5. Return to Studio, fill in the fields and test

In Studio CMS, choose Microsoft 365, paste Tenant ID, Client ID and Client Secret, define Mail From and Mail From Name, and use Refresh Token if needed.

Finish with Save and Test to validate the configuration directly in the backoffice.

Step 5 of the Microsoft 365 setup back in Studio with the form filled in
The flow ends in Studio: fill in the app credentials, save the configuration, and confirm delivery with the Test button.
6

Final checklist and troubleshooting

What to validate before closing

Before testing

Confirm that Mail From is consistent with the account being used, that the configuration was saved, and that the provider allows outgoing delivery from the website.

If the test fails

Review port and encryption in SMTP, or in Microsoft 365 confirm that the Client Secret is still valid, that the Mail.Send permission was added, and that admin consent has been completed.

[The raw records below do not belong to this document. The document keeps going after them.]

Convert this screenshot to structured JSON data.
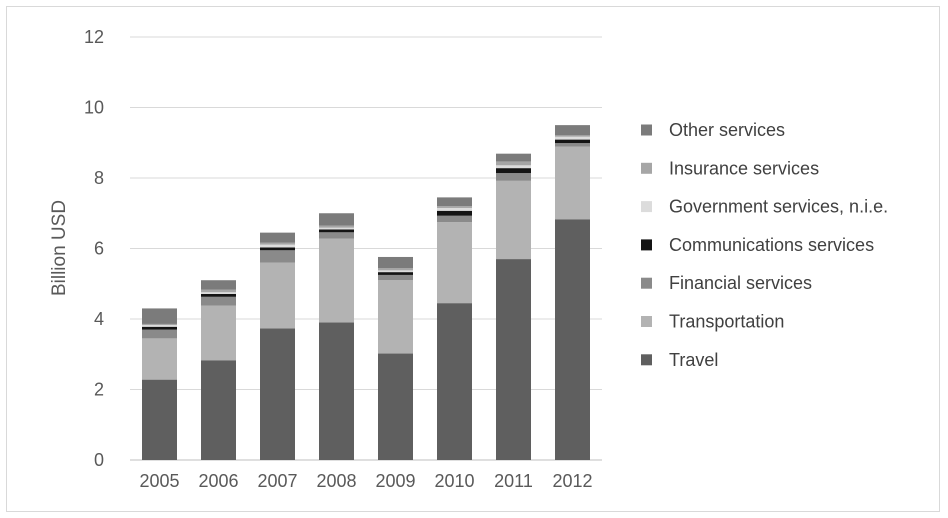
{
  "chart_data": {
    "type": "bar",
    "stacked": true,
    "categories": [
      "2005",
      "2006",
      "2007",
      "2008",
      "2009",
      "2010",
      "2011",
      "2012"
    ],
    "ylabel": "Billion USD",
    "xlabel": "",
    "ylim": [
      0,
      12
    ],
    "yticks": [
      0,
      2,
      4,
      6,
      8,
      10,
      12
    ],
    "grid": true,
    "legend_position": "right",
    "series": [
      {
        "name": "Travel",
        "color": "#5f5f5f",
        "values": [
          2.28,
          2.83,
          3.73,
          3.9,
          3.02,
          4.45,
          5.7,
          6.83
        ]
      },
      {
        "name": "Transportation",
        "color": "#b3b3b3",
        "values": [
          1.17,
          1.55,
          1.87,
          2.38,
          2.08,
          2.3,
          2.22,
          2.06
        ]
      },
      {
        "name": "Financial services",
        "color": "#8a8a8a",
        "values": [
          0.25,
          0.25,
          0.35,
          0.18,
          0.15,
          0.18,
          0.22,
          0.1
        ]
      },
      {
        "name": "Communications services",
        "color": "#141414",
        "values": [
          0.08,
          0.08,
          0.08,
          0.08,
          0.08,
          0.14,
          0.14,
          0.1
        ]
      },
      {
        "name": "Government services, n.i.e.",
        "color": "#dcdcdc",
        "values": [
          0.05,
          0.05,
          0.08,
          0.05,
          0.05,
          0.08,
          0.08,
          0.08
        ]
      },
      {
        "name": "Insurance services",
        "color": "#a6a6a6",
        "values": [
          0.03,
          0.07,
          0.06,
          0.06,
          0.06,
          0.05,
          0.11,
          0.04
        ]
      },
      {
        "name": "Other services",
        "color": "#7b7b7b",
        "values": [
          0.44,
          0.27,
          0.28,
          0.35,
          0.32,
          0.25,
          0.22,
          0.29
        ]
      }
    ]
  }
}
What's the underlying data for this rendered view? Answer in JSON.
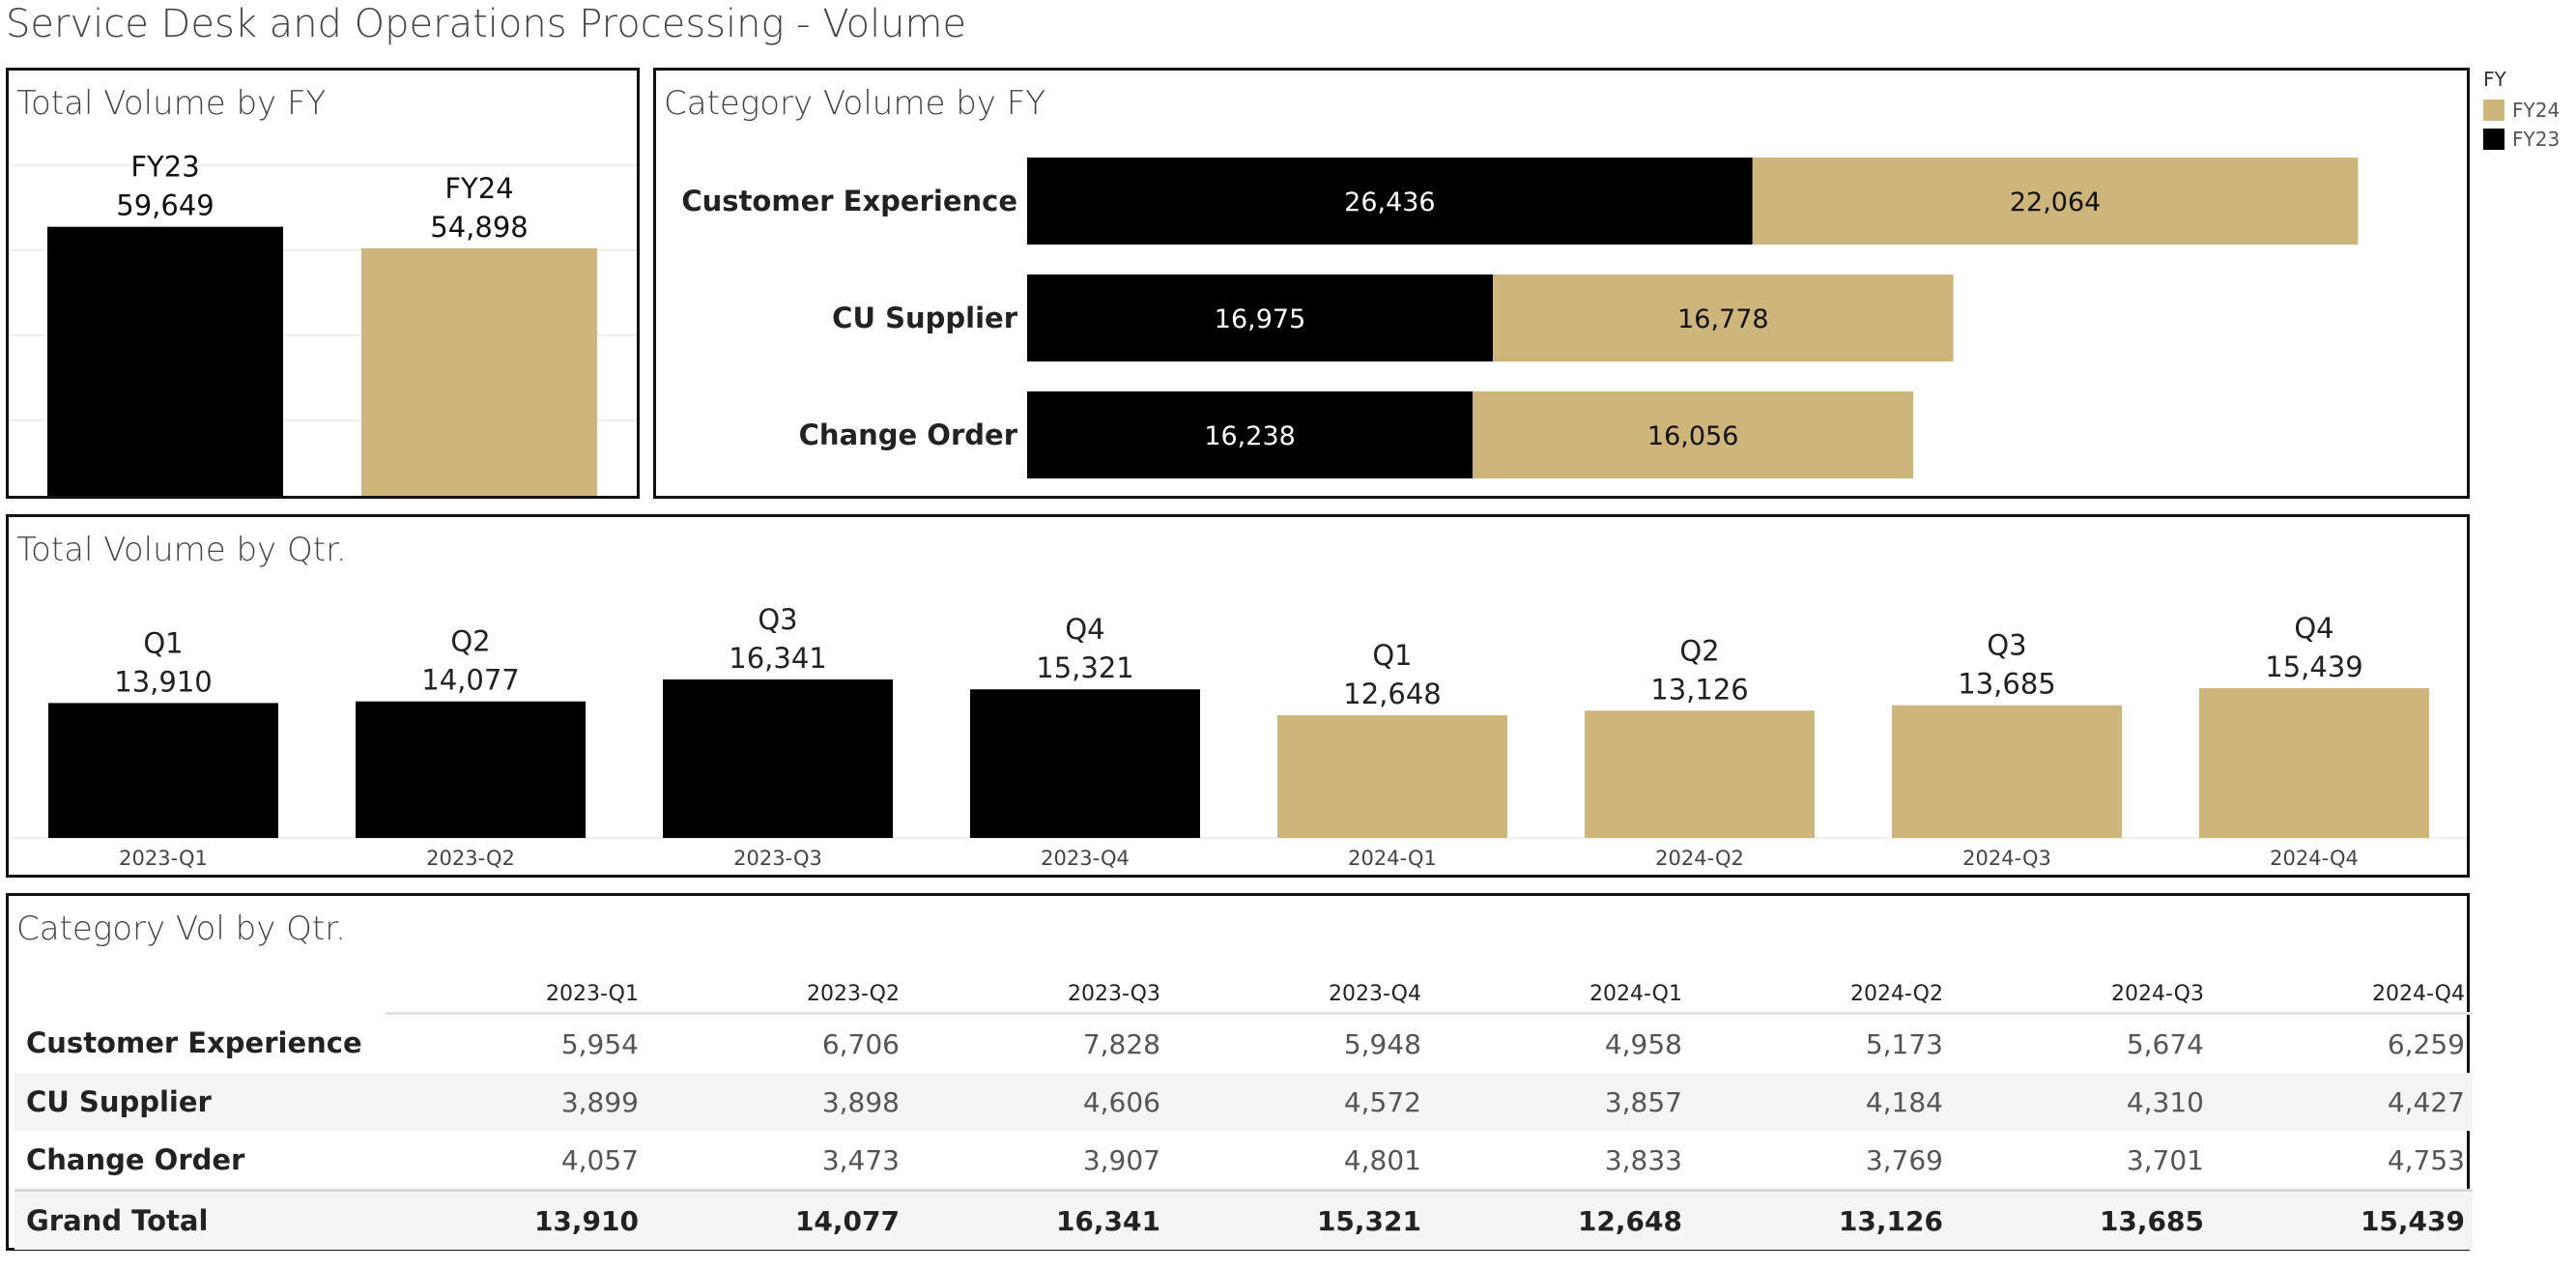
{
  "dashboard_title": "Service Desk and Operations Processing - Volume",
  "colors": {
    "FY23": "#000000",
    "FY24": "#CEB57C"
  },
  "legend": {
    "title": "FY",
    "items": [
      {
        "label": "FY24",
        "color": "#CEB57C"
      },
      {
        "label": "FY23",
        "color": "#000000"
      }
    ]
  },
  "panels": {
    "total_fy": {
      "title": "Total Volume by FY"
    },
    "category_fy": {
      "title": "Category Volume by FY"
    },
    "total_qtr": {
      "title": "Total Volume by Qtr."
    },
    "category_qtr": {
      "title": "Category Vol by Qtr."
    }
  },
  "chart_data": [
    {
      "type": "bar",
      "title": "Total Volume by FY",
      "categories": [
        "FY23",
        "FY24"
      ],
      "values": [
        59649,
        54898
      ],
      "value_labels": [
        "59,649",
        "54,898"
      ],
      "colors": [
        "#000000",
        "#CEB57C"
      ],
      "ylim": [
        0,
        60000
      ],
      "grid": true
    },
    {
      "type": "bar",
      "orientation": "horizontal",
      "stacked": true,
      "title": "Category Volume by FY",
      "categories": [
        "Customer Experience",
        "CU Supplier",
        "Change Order"
      ],
      "series": [
        {
          "name": "FY23",
          "color": "#000000",
          "values": [
            26436,
            16975,
            16238
          ],
          "labels": [
            "26,436",
            "16,975",
            "16,238"
          ]
        },
        {
          "name": "FY24",
          "color": "#CEB57C",
          "values": [
            22064,
            16778,
            16056
          ],
          "labels": [
            "22,064",
            "16,778",
            "16,056"
          ]
        }
      ],
      "xlim": [
        0,
        50000
      ]
    },
    {
      "type": "bar",
      "title": "Total Volume by Qtr.",
      "categories": [
        "2023-Q1",
        "2023-Q2",
        "2023-Q3",
        "2023-Q4",
        "2024-Q1",
        "2024-Q2",
        "2024-Q3",
        "2024-Q4"
      ],
      "quarter_labels": [
        "Q1",
        "Q2",
        "Q3",
        "Q4",
        "Q1",
        "Q2",
        "Q3",
        "Q4"
      ],
      "values": [
        13910,
        14077,
        16341,
        15321,
        12648,
        13126,
        13685,
        15439
      ],
      "value_labels": [
        "13,910",
        "14,077",
        "16,341",
        "15,321",
        "12,648",
        "13,126",
        "13,685",
        "15,439"
      ],
      "colors": [
        "#000000",
        "#000000",
        "#000000",
        "#000000",
        "#CEB57C",
        "#CEB57C",
        "#CEB57C",
        "#CEB57C"
      ],
      "ylim": [
        0,
        16341
      ]
    },
    {
      "type": "table",
      "title": "Category Vol by Qtr.",
      "columns": [
        "2023-Q1",
        "2023-Q2",
        "2023-Q3",
        "2023-Q4",
        "2024-Q1",
        "2024-Q2",
        "2024-Q3",
        "2024-Q4"
      ],
      "rows": [
        {
          "label": "Customer Experience",
          "values": [
            "5,954",
            "6,706",
            "7,828",
            "5,948",
            "4,958",
            "5,173",
            "5,674",
            "6,259"
          ]
        },
        {
          "label": "CU Supplier",
          "values": [
            "3,899",
            "3,898",
            "4,606",
            "4,572",
            "3,857",
            "4,184",
            "4,310",
            "4,427"
          ]
        },
        {
          "label": "Change Order",
          "values": [
            "4,057",
            "3,473",
            "3,907",
            "4,801",
            "3,833",
            "3,769",
            "3,701",
            "4,753"
          ]
        }
      ],
      "total": {
        "label": "Grand Total",
        "values": [
          "13,910",
          "14,077",
          "16,341",
          "15,321",
          "12,648",
          "13,126",
          "13,685",
          "15,439"
        ]
      }
    }
  ]
}
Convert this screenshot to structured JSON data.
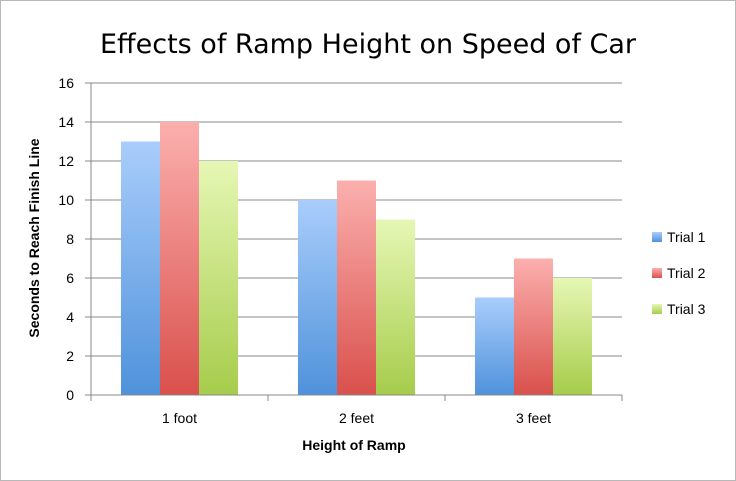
{
  "chart_data": {
    "type": "bar",
    "title": "Effects of Ramp Height on Speed of Car",
    "xlabel": "Height of Ramp",
    "ylabel": "Seconds to Reach Finish Line",
    "categories": [
      "1 foot",
      "2 feet",
      "3 feet"
    ],
    "series": [
      {
        "name": "Trial 1",
        "values": [
          13,
          10,
          5
        ],
        "color_top": "#a9cdfb",
        "color_bottom": "#4f92db"
      },
      {
        "name": "Trial 2",
        "values": [
          14,
          11,
          7
        ],
        "color_top": "#fbb0ae",
        "color_bottom": "#d9504c"
      },
      {
        "name": "Trial 3",
        "values": [
          12,
          9,
          6
        ],
        "color_top": "#e6f7b4",
        "color_bottom": "#a6cc4b"
      }
    ],
    "ylim": [
      0,
      16
    ],
    "yticks": [
      0,
      2,
      4,
      6,
      8,
      10,
      12,
      14,
      16
    ],
    "grid": true,
    "legend_position": "right"
  }
}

  • Form submissions and notification flows depend on this configuration, so do not close the task without a real test.
  • If the project changes provider, update the active protocol instead of trying to mix SMTP and Microsoft 365 in the same setup.
  • In Microsoft 365, always save the Tenant ID, Client ID and Client Secret Value before leaving Azure.
Recommendation: after the technical test, submit a real website form as well so you confirm the notification reaches the final inbox and the sender identity is displayed correctly to the customer.